Together with his brother Viachaslau Leonchenko, he runs Ice Seafood, which owns 50 per cent of the export company Firda Seafood. The other owner is Firda Seafood Group, wholly owned by fish farmer Ola Braanaas.

Two markets
“We have sold salmon and trout to Ukraine and Belarus, mostly the two markets, but not anymore. Nothing.”

The Belarusian is a graduate of lives in Bergen, Norway, and has been exporting from the city for a number of years.

“Since we started Leofish in 2006, and together with Sjøtroll Havbruk established Ice Seafood, we have delivered salmon and trout in Ukraine and Belarus, the market where we are from and where we have our roots,” explains Alexander Leonchenko.
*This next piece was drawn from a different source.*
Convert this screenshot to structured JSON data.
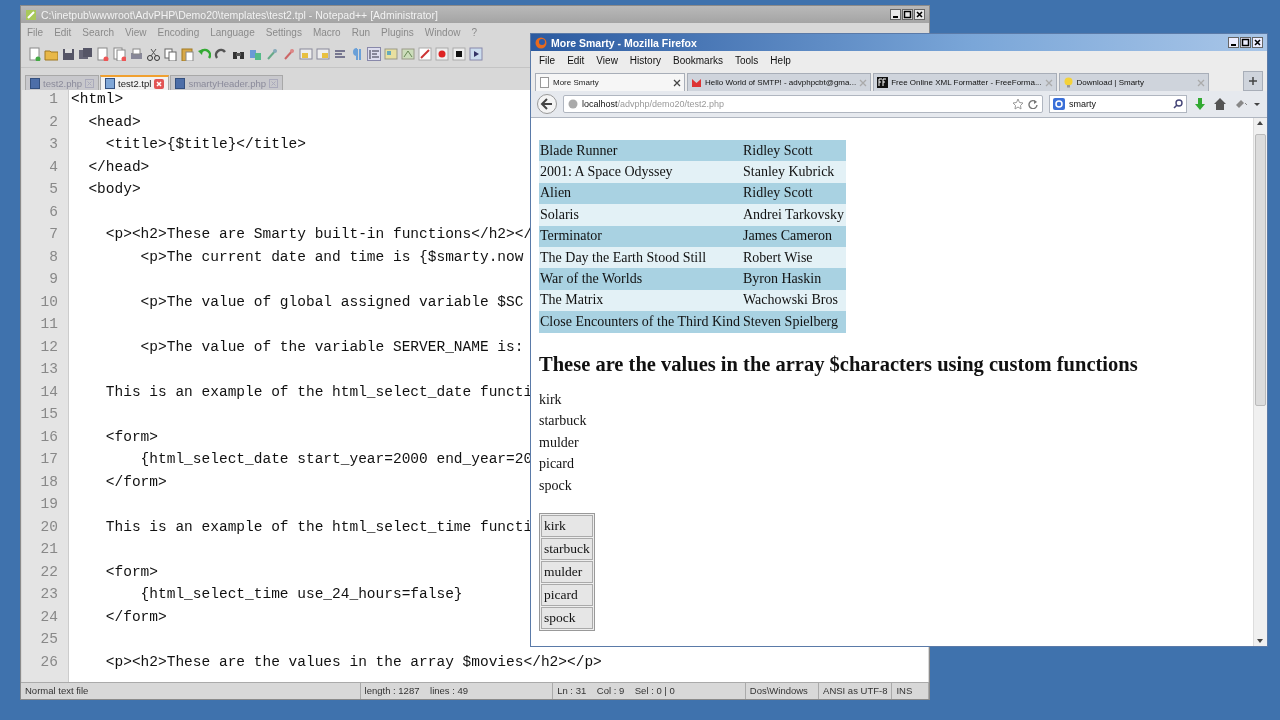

Read also: Now is the time to cut seafood exports to Belarus

In 2020, Ice Seafood sold €60 million worth of fish. But now it is not business that is at the top of the agenda:

“We have daily contact with our customers, and try to talk to them and encourage them as best we can. I have a friend from the old Soviet Union who is sitting on the Metro in Kyiv with a child. They share one loaf of bread. They use the Metro as a bomb shelter, they are afraid to go out. She says she wants to go out, but it is too late to go out, and there are many like her,” he says.

As a family
“Ukraine and Belarus were one people, as a family, and then suddenly something terrible happened that no one could predict. And there are people who suffer,” he says, clearly affected by the gravity of the situation.

“I hope they find a solution, that one talks together, I hope they find a solution. I know they are negotiating now. It is good that people are talking and trying to solve this. What’s happening now – it’s not working. We just hope it’s best for everyone. That civilians, women and children, do not suffer and can live a normal life.”

“Everyone knows World War II, when everyone stood together, but now something is happening that will not happen in our time. I hope that many see the seriousness of this and I hope they find a peaceful solution to this,” says Leonchenko.

He has both a mother and a mother-in-law at home in Belarus.

“Even though they have a visa to Norway, they have problems traveling abroad. And we would like to get them over, but it’s not that easy. There are no flights, nothing goes. We hope Turkish Airlines can leave in a few days so they can arrive via Istanbul.”

“They may not have the same information as us about what is happening,” he adds.

“My mother lives in a small town outside Minsk. She still works as a teacher. She is almost 75 years old, has been a teacher all her life,” he says, and adds that his father died two years ago.

He constantly follows the media to catch the latest news from the war.

“Assisting trade is one thing, it can change to other markets, but here we are talking about much much more than business. Here we are talking about life and death. We are really talking about the whole planet being in danger,” says Leonchenko.

“We hope that they will meet and talk together and try to solve this,” he repeats.